As an electrical engineer in a family with farmers, it’s interesting to observe the innovations currently happening in agriculture. The controlled environment agriculture industry is quickly establishing itself as an important part of the future of farming.
I come from a generation where some food at the grocery store was truly seasonal. Produce had short windows of availability, according to each fruit and vegetable’s natural climate. When that season passed, you didn’t see it on the shelves again until the same time the next year. At home, we froze the strawberries and pickled the cucumbers that we grew in our home garden to enjoy for months. My mother was ahead of the curve when it came to organic produce, so in lieu of herbicides, she used the labor of her mischievous only son to remove weeds from the strawberry patch and the garden. Nowadays, walk into your local supermarket and you can find a vast selection of all types of produce, including exotic finds like dragon fruit, star fruit, and papayas that I couldn’t even imagine seeing as a kid. The variety is incredible, but is it sustainable?

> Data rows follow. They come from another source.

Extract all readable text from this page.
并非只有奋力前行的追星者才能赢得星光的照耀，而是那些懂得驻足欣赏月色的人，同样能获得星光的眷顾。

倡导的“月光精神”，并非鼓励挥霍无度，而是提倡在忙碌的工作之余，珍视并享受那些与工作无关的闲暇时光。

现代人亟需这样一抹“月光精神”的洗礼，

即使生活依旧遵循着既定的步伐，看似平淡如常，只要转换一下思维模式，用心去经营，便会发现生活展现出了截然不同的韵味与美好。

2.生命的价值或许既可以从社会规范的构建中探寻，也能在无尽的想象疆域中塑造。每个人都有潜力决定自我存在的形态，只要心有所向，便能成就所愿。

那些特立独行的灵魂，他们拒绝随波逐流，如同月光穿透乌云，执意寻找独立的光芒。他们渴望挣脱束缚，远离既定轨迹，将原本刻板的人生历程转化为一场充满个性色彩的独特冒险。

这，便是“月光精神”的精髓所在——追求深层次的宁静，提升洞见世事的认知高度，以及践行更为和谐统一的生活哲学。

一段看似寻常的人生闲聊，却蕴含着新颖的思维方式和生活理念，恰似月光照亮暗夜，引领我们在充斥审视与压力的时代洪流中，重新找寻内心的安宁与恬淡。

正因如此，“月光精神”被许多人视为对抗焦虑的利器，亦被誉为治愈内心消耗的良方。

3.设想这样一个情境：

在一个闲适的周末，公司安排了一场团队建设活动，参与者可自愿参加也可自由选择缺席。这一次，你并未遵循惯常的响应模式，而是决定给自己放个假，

Fast forward to today in a world experiencing a late chapter of a global pandemic, bookended by rising inflation and climate change, yet society is hopeful and determined. The pandemic exacerbated a delicate balance in our supply chain. These supply chain issues caused farmers to plow under entire harvests’ worth of crops and dump tens of thousands of gallons of milk onto the ground. Climate change has accelerated the need for innovation and sustainability in farming to maintain a food supply that supports the earth’s inhabitants without further damaging its precious ecosystem. Sriracha and coffee have recently been added to the list of products that are being significantly impacted by climate change and shortages are projected for both products. Rising labor and operational costs in the farming industry caused prices to rise, creating pressure on households. Global conflicts like the war in Ukraine prevent export of essential food products to countries that will experience famine without these food crop exports.
Controlled environment agriculture is going to be one sector of the agriculture industry that brings a whole host of benefits–access, stability, affordability, and frankly, better flavor—to the fresh produce section of the grocery store. It’s an amalgam of engineering, technological integration, horticulture, climate science, and agriculture.

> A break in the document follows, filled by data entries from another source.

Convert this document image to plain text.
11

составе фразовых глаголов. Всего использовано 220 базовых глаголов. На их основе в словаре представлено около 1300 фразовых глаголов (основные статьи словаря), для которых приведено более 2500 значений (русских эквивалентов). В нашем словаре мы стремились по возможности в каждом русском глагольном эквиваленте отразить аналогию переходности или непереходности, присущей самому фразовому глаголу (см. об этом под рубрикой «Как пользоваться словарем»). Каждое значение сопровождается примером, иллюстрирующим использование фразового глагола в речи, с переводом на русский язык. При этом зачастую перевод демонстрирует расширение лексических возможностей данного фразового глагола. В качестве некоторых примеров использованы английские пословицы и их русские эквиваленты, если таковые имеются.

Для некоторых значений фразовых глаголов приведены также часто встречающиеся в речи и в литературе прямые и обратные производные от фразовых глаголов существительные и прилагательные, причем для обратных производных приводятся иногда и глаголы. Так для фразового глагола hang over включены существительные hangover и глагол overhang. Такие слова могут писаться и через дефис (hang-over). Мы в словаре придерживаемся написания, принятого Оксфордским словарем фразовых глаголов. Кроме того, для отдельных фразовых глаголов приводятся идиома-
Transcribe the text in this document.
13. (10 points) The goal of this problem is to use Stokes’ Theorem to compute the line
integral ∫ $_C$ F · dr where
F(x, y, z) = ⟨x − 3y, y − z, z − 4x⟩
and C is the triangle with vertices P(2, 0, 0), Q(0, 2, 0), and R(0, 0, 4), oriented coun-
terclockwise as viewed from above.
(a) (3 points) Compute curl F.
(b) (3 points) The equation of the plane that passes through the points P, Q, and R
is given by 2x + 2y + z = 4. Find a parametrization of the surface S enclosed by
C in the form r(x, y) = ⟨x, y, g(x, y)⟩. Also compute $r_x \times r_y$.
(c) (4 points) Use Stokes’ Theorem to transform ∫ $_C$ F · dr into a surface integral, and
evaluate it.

By mimicking ideal conditions for growing plants, this opens the door for a fresher relationship with food while mitigating some negative impacts to the environment. Take the Palisade peach, for example. Colorado’s hot, dry days and cool, crisp nights are the ideal environment to grow these sweet peaches. Unless you’re from around here, chances are you probably haven’t had one. To grow this same peach outdoors in New York City or Wisconsin is practically impossible and the resulting taste would be different due to the local climate conditions. Imagine being able to enjoy the best of each crop – like Maine blueberries or your favorite wine grape – no matter where you live in the world, because we’re able to replicate the climate conditions that make that produce the best of its kind. It also becomes more economically viable as the storage and transportation costs are significantly decreased.

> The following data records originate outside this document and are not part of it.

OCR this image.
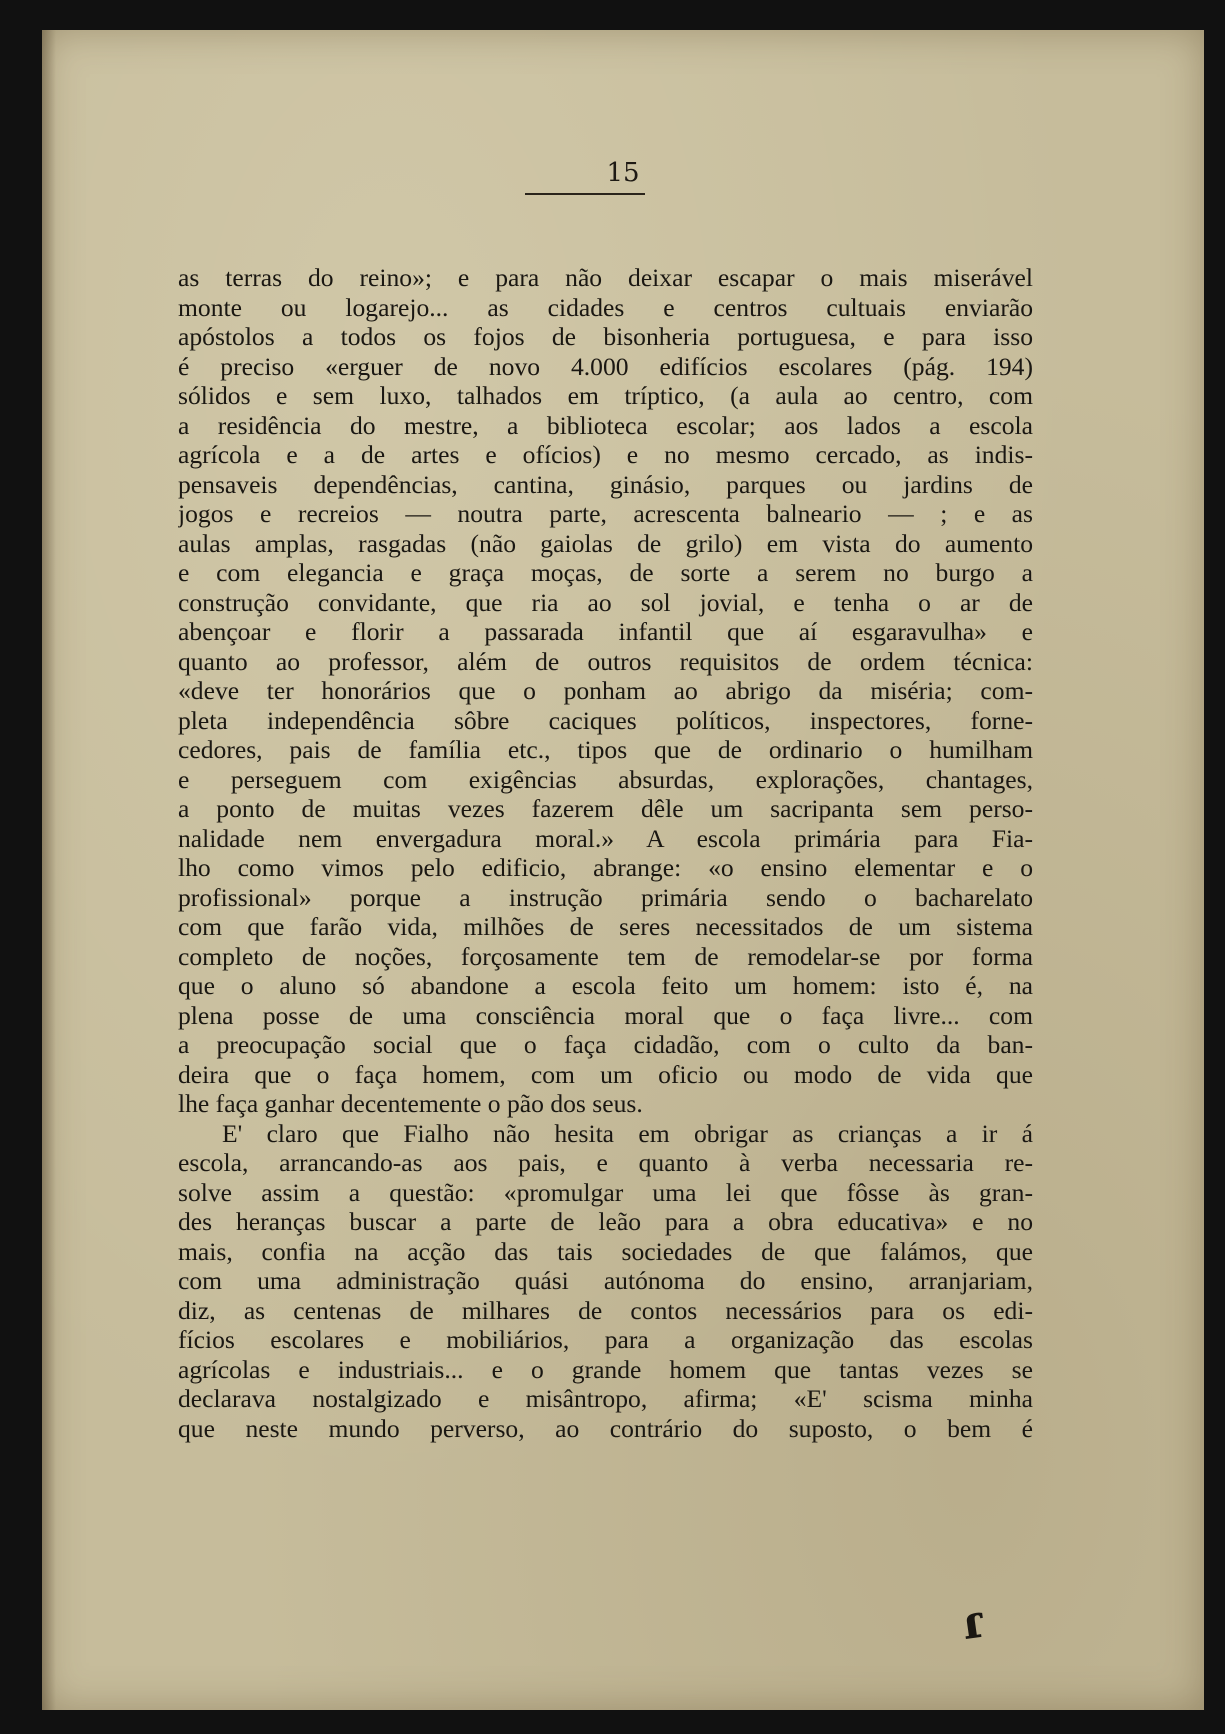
15
as terras do reino»; e para não deixar escapar o mais miserável
monte ou logarejo... as cidades e centros cultuais enviarão
apóstolos a todos os fojos de bisonheria portuguesa, e para isso
é preciso «erguer de novo 4.000 edifícios escolares (pág. 194)
sólidos e sem luxo, talhados em tríptico, (a aula ao centro, com
a residência do mestre, a biblioteca escolar; aos lados a escola
agrícola e a de artes e ofícios) e no mesmo cercado, as indis-
pensaveis dependências, cantina, ginásio, parques ou jardins de
jogos e recreios — noutra parte, acrescenta balneario — ; e as
aulas amplas, rasgadas (não gaiolas de grilo) em vista do aumento
e com elegancia e graça moças, de sorte a serem no burgo a
construção convidante, que ria ao sol jovial, e tenha o ar de
abençoar e florir a passarada infantil que aí esgaravulha» e
quanto ao professor, além de outros requisitos de ordem técnica:
«deve ter honorários que o ponham ao abrigo da miséria; com-
pleta independência sôbre caciques políticos, inspectores, forne-
cedores, pais de família etc., tipos que de ordinario o humilham
e perseguem com exigências absurdas, explorações, chantages,
a ponto de muitas vezes fazerem dêle um sacripanta sem perso-
nalidade nem envergadura moral.» A escola primária para Fia-
lho como vimos pelo edificio, abrange: «o ensino elementar e o
profissional» porque a instrução primária sendo o bacharelato
com que farão vida, milhões de seres necessitados de um sistema
completo de noções, forçosamente tem de remodelar-se por forma
que o aluno só abandone a escola feito um homem: isto é, na
plena posse de uma consciência moral que o faça livre... com
a preocupação social que o faça cidadão, com o culto da ban-
deira que o faça homem, com um oficio ou modo de vida que
lhe faça ganhar decentemente o pão dos seus.
E' claro que Fialho não hesita em obrigar as crianças a ir á
escola, arrancando-as aos pais, e quanto à verba necessaria re-
solve assim a questão: «promulgar uma lei que fôsse às gran-
des heranças buscar a parte de leão para a obra educativa» e no
mais, confia na acção das tais sociedades de que falámos, que
com uma administração quási autónoma do ensino, arranjariam,
diz, as centenas de milhares de contos necessários para os edi-
fícios escolares e mobiliários, para a organização das escolas
agrícolas e industriais... e o grande homem que tantas vezes se
declarava nostalgizado e misântropo, afirma; «E' scisma minha
que neste mundo perverso, ao contrário do suposto, o bem é
ɾ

This does not mean that indoor agriculture should replace outdoor farming and put small acreage family farmers like my uncle Todd out of business. On the contrary, the biodiversity is essential to the health of the planet and our food system, and we are still years from perfecting the growth of fruit and nut trees indoors. Being able to grow accessible, consistent, and delicious produce, helps create redundancy in the event of a catastrophic crop failure due to disease, pests, drought, etc. As noted, some plants aren’t ideally suited in their current form for indoor farming and will require selective breeding or genetic optimization for the indoor environment. Selective breeding is an intensive process that takes much longer to achieve the preferred genetic profile. This approach is seen as a more socially acceptable way to ultimately arrive at a genetically modified plant type. Genetic modification done in a lab setting is a much quicker process to get results such as reduced plant height so more tiers can be grown in a 40’ tall warehouse. However, genetic modification comes with negative connotations thanks to historical GMO’s that were designed to resist powerful herbicides and appeared to impact the nutritional value of at least some of the genetically modified produce.
For the majority, simply reducing the transportation time between plant and person opens the door to what’s possible. Fresher, healthier foods and creating avenues for local economies to thrive are some benefits. Facilities in urban or suburban areas allows new industries to emerge. Because there is not a single blueprint for these facilities, growers can collaborate with their engineers and architects to determine the optimal design for their crops. These building systems can also integrate with other local industries and foster a connectedness among small businesses. For example, a major component to indoor farming is the introduction of CO2 to support large scale crop growth. It’s possible to reclaim CO2 from other industry’s processes, like ethanol from fermentation in microbreweries, to then support the growth of indoor crops. I would toast to that!
As a visionary, I see that the world is our oyster when it comes to indoor agriculture. Or perhaps more appropriately, it’s our Palisade peach or our Maine blueberry. Consulting engineers like me are ushering in the next generation of agriculture and collaborating with growers to determine the right fit of equipment they need for their buildings and crops. I’m ready to grow this industry.